Let $\chi$ be an odd Dirichlet character modulo $N$. Let $E_{1,\chi}\in M_1(N,\chi)$ be the (normalized) weight 1 Eisenstein series of $\chi$. If $\chi$ is primitive, this series has $q$-expansion \begin{equation}\tag{1} E_{1,\chi}(z)=\frac{ L(\chi,0)}{2} + \sum_{n=1}^\infty \left(\sum_{d|n}\chi(d)\right)q^n, \end{equation} where $q=e^{2\pi i z}$. In this case, we can see explicitly that $L$-function of $E_{1,\chi}$ factors into a product of classical $L$-functions, namely \begin{align*} L(E_{1,\chi},s) &= \sum_{n=1}^\infty \left(\sum_{d|n}\chi(d)\right) n^{-s}\\ &= \sum_{a=1}^\infty \sum_{b=1}^\infty \chi(a) (ab)^{-s}\\ &= \left(\sum_{a=1}^\infty \chi(a)a^{-s}\right) \left(\sum_{b=1}^\infty b^{-s}\right)\\ &= L(\chi,s)\zeta(s). \end{align*}
Now, when $\chi$ is not primitive, one can still consider the Eisenstein series $E_{1,\chi}$, however, the $q$-expansion is given by the more complicated formula \begin{equation}\tag{2} E_{1,\chi}(z)=-\frac{NL(\bar{\chi},1)}{2\pi i\,\tau(\bar{\chi}')}+\sum_{n=1}^\infty \left(\sum_{d|n}\sum_{r|(d,h)}\mu\Big(\frac{h}{r}\Big)\bar{\chi}'\Big(\frac{h}{r}\Big)\chi'\Big(\frac{d}{r}\Big) r \right)q^n, \end{equation} where $\chi'$ is the primitive character of $\chi$ modulo its conductor $N'$, and $h=N/N'$ (this formula is taken from Miyake's book titled "Modular Forms", Theorem 7.2.13).

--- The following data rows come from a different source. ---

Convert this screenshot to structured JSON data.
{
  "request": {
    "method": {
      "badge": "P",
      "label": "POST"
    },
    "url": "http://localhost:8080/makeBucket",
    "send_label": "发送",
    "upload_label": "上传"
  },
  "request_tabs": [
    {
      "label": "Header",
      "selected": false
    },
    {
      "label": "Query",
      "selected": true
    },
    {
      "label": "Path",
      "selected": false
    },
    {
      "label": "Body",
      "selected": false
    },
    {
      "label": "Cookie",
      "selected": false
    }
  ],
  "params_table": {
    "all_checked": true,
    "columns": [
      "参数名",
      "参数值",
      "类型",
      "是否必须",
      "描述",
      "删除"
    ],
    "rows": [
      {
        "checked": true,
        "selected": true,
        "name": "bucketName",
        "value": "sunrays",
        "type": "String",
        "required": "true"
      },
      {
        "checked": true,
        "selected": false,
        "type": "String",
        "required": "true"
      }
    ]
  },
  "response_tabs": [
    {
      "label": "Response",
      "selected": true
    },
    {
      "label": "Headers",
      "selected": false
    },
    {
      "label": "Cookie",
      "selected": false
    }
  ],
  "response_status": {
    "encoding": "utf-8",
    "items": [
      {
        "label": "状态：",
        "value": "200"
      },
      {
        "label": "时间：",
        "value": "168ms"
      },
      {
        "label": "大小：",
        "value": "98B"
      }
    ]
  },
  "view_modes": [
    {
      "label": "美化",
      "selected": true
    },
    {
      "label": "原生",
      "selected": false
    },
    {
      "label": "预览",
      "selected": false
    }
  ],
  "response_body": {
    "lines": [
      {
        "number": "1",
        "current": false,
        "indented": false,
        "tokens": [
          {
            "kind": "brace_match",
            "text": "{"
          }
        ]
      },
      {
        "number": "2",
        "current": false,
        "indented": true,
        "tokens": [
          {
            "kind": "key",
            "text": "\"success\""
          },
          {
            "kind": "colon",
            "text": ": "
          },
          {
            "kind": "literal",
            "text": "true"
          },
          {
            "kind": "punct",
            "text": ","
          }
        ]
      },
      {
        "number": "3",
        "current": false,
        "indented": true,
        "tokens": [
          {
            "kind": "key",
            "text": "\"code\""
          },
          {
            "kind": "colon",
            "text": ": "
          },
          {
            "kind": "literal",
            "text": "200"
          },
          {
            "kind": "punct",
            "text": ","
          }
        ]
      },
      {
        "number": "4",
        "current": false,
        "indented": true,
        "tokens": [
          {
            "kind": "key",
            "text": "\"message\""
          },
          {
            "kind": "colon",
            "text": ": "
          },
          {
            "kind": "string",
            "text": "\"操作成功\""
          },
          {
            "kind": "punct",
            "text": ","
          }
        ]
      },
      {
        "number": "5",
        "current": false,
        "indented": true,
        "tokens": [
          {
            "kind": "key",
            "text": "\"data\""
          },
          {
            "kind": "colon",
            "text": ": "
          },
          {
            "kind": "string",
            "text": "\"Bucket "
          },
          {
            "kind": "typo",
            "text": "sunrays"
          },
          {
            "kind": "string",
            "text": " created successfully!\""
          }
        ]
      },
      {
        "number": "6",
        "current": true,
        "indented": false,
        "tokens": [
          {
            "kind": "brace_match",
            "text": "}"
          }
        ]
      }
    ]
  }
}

My question is: What happens to the $L$-function of $E_{1,\chi}$ when $\chi$ is not primitive? Can we still factor $L(E_{1,\chi},s)$ in this case?
In all the literature I have come across, factorizations such as this are handled only for primitive characters. Nonetheless, it seems (to me at least) that it should still be possible to factor for general $\chi$. Perhaps we would miss a few Euler factors or introduce an explicit error, and that is ok.
I have tried to manipulate the summations inside the coefficients in (2) to make it work, but I failed. The $a_n$ in (2) are way more complicated to rearrange than the ones in (1). I may be missing something.
Also, if someone knows a reference for these kinds of factorizations when $\chi$ is not primitive, it would be deeply appreciated.